L’Open Access e l’editoria accademica in Italia
Nell’ottobre del 2013, con la conversione in legge del decreto “Valore cultura”, ha trovato per la prima volta ufficialità in Italia il tema dell’accesso aperto (Open Access) alle pubblicazioni scientifiche ((Su ROARS – Returns on Academic ReSearch, è possibile leggere i passaggi chiave che nella legge si riferiscono all’Open Acces e il loro commento: cfr. Roberto Caso e Paola Galimberti, La legge italiana sull’accesso aperto agli articoli scientifici: l’inizio di un percorso normativo)).
Di accesso aperto discutevano da anni alcune realtà pionieristiche – per esempio il Nexa Center for Internet & Society del Politecnico di Torino, co-fondato e co-diretto da Juan Carlos de Martin, poi nominato nell’aprile 2013 “National Point of Reference” per l’Open Access per la della Commissione Europea – e risale al 2004 l’adesione delle università italiane alla Dichiarazione di Berlino, ma l’editoria restava relativamente impermeabile al dibattito. Anche la querelle internazionale scatenata nel 2012 dalla petizione contro la politica di Elsevier non ha avuto particolare risonanza in Italia. ((Per saperne di più sulla querelle potete ritrovare il sito della petizione e una spiegazione approfondita del perché è stata proposta, una prima risposta di Elsevier e una lettera aperta di Elsevier sui costi della pubblicazione scientifica))
La legge 112 ha invece costretto gli editori a prendere posizione. Tre soli commi (2, 3 e 4 dell’art. 4) che nella formulazione originaria hanno suscitato, l’estate scorsa, una dura reazione da parte del Gruppo Accademico Professionale dell’Associazione Italiana Editori, intervenuta direttamente sul ministero per ottenerne “una profonda modifica”, come spiegherà in una lettera del 22 ottobre ai propri associati. Il dibattito era ormai avviato, e poche settimane dopo sono state la Conferenza dei Rettori delle Università Italiane e il Consiglio Universitario Nazionale a rilasciare una dichiarazione in cui si parla di “limitazioni non in linea con la Raccomandazione UE” del 17 luglio 2012 e “poco congruenti con l’intento di valorizzare i risultati della ricerca italiana”.

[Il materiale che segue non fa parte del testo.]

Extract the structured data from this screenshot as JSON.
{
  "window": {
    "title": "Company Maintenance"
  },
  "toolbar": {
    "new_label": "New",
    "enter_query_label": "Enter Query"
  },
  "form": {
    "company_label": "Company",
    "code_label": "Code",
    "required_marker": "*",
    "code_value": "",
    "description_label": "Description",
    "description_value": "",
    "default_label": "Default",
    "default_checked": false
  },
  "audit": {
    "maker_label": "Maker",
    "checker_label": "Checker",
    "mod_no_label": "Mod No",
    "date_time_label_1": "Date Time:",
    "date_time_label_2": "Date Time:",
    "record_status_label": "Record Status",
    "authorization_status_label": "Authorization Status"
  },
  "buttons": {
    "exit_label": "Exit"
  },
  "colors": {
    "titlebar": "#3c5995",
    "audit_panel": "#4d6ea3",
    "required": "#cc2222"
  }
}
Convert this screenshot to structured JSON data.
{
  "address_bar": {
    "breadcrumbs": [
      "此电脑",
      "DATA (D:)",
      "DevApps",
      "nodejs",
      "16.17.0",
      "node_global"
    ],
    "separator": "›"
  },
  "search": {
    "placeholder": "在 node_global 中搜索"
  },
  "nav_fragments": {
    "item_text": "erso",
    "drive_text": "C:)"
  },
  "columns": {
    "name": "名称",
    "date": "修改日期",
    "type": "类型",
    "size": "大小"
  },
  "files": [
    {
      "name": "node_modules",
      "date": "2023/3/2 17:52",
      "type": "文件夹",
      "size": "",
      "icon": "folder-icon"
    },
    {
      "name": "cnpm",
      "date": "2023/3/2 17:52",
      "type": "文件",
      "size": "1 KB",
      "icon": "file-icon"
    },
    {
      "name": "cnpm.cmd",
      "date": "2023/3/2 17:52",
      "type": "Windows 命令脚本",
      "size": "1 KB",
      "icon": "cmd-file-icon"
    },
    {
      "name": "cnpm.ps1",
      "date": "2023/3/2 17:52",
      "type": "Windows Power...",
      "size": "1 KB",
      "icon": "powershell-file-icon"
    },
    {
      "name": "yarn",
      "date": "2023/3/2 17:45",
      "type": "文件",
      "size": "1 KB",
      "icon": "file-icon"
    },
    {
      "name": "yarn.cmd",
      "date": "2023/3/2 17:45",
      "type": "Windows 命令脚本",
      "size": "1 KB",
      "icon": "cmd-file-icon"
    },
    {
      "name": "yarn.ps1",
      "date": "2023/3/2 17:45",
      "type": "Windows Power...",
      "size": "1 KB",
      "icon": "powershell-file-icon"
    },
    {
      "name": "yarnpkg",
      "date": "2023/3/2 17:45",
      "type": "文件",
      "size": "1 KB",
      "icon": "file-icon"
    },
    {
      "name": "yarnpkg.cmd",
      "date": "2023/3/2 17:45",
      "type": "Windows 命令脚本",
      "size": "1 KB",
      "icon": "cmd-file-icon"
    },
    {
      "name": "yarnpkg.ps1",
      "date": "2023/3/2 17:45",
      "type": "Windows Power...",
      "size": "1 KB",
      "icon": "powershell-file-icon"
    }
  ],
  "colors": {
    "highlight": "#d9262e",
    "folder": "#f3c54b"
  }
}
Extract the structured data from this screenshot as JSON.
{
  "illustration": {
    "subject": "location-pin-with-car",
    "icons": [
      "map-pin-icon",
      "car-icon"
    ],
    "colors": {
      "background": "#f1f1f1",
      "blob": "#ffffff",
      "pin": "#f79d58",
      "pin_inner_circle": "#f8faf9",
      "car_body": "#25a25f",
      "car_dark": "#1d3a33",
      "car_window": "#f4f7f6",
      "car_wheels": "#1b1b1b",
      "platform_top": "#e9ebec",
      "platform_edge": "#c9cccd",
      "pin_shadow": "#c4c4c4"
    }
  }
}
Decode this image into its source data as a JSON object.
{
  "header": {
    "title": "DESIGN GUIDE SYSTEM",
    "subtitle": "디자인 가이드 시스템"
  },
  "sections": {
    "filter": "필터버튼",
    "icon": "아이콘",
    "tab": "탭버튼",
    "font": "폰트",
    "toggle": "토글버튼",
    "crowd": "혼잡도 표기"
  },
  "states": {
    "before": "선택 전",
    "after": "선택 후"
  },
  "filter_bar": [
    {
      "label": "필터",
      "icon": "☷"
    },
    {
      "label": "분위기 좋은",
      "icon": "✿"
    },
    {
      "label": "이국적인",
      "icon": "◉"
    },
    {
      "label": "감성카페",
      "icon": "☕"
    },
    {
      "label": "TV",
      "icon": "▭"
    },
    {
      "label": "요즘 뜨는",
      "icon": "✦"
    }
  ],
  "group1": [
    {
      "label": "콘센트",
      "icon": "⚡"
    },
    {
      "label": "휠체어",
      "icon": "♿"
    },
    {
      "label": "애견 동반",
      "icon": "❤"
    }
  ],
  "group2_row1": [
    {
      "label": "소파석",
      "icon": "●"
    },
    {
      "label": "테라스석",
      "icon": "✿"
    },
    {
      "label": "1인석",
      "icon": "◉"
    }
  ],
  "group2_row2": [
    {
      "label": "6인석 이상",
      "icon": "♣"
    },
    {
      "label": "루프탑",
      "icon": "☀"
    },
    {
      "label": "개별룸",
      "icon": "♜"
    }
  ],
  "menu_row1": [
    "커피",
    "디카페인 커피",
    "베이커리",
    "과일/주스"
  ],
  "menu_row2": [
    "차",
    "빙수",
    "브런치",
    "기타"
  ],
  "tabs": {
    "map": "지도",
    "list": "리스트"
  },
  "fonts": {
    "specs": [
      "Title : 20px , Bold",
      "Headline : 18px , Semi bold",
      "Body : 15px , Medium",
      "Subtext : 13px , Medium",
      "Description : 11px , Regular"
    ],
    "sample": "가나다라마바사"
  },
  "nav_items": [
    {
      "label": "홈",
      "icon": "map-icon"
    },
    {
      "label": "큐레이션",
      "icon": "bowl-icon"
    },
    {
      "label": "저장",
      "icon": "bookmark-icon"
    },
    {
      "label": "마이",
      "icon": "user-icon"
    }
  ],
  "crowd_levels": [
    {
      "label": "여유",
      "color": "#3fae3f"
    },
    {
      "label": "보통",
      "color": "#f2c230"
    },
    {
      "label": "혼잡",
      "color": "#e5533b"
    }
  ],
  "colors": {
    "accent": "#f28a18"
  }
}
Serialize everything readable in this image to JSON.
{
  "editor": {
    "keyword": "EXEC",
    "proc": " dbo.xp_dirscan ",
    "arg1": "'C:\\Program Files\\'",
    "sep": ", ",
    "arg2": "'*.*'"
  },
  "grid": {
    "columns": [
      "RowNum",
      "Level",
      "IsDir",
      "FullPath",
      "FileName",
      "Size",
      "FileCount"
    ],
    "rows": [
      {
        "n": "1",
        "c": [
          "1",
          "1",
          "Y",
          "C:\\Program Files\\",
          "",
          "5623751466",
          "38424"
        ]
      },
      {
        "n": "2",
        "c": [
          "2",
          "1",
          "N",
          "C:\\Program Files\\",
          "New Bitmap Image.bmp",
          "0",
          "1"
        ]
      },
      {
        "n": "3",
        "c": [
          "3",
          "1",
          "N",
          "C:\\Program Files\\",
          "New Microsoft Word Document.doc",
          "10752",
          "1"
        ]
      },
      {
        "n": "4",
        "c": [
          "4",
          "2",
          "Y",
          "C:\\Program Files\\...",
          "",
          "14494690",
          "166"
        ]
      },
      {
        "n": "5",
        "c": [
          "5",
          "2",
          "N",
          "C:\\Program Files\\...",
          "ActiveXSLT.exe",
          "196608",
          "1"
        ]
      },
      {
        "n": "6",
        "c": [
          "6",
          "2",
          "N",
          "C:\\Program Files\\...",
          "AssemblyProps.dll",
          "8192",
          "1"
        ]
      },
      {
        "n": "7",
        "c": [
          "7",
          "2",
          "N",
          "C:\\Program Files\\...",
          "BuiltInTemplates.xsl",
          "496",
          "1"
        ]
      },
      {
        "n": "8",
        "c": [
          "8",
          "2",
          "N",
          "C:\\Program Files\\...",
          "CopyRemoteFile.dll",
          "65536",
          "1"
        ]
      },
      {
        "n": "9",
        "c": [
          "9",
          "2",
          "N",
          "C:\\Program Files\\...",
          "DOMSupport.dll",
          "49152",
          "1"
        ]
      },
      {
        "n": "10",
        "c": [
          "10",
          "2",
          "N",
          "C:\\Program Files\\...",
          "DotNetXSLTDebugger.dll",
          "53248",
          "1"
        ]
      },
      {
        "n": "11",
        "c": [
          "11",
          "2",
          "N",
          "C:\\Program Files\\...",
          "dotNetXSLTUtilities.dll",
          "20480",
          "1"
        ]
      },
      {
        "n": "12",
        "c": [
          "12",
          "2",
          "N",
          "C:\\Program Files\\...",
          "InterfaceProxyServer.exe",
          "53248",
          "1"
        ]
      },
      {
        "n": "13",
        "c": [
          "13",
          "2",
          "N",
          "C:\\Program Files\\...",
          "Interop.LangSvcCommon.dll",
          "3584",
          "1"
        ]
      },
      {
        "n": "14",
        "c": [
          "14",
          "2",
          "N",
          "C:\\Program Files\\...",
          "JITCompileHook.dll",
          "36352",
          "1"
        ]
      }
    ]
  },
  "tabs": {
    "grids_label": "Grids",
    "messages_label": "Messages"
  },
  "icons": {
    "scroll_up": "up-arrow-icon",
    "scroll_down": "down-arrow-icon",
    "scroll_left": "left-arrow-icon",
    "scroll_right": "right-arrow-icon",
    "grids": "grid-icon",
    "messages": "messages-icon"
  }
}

Nel frattempo gli atenei (Torino, Venezia, Trento…) cominciano a dotarsi di regolamenti specifici, chiedendo agli editori di dichiarare la loro politica sull’accesso aperto, e suscitando reazioni variegate: c’è chi si limita a rispondere “no” a tutte le richieste, chi prende tempo per cercare di capirne di più, chi subissa di richieste di chiarimento gli uffici preposti, qualcuno esclama “finalmente”… Il tema è ormai all’ordine del giorno, e oggi tocca agli editori scegliere se limitarsi a una politica di “contenimento del danno” presunto, o se reagire con atteggiamento propositivo cogliendo nell’accesso aperto (che la Commissione Europea ha scelto come principio generale di Horizon 2020, il programma quadro dell’UE per il finanziamento della ricerca e dell’innovazione per il periodo 2014-2020) un’opportunità e non una minaccia.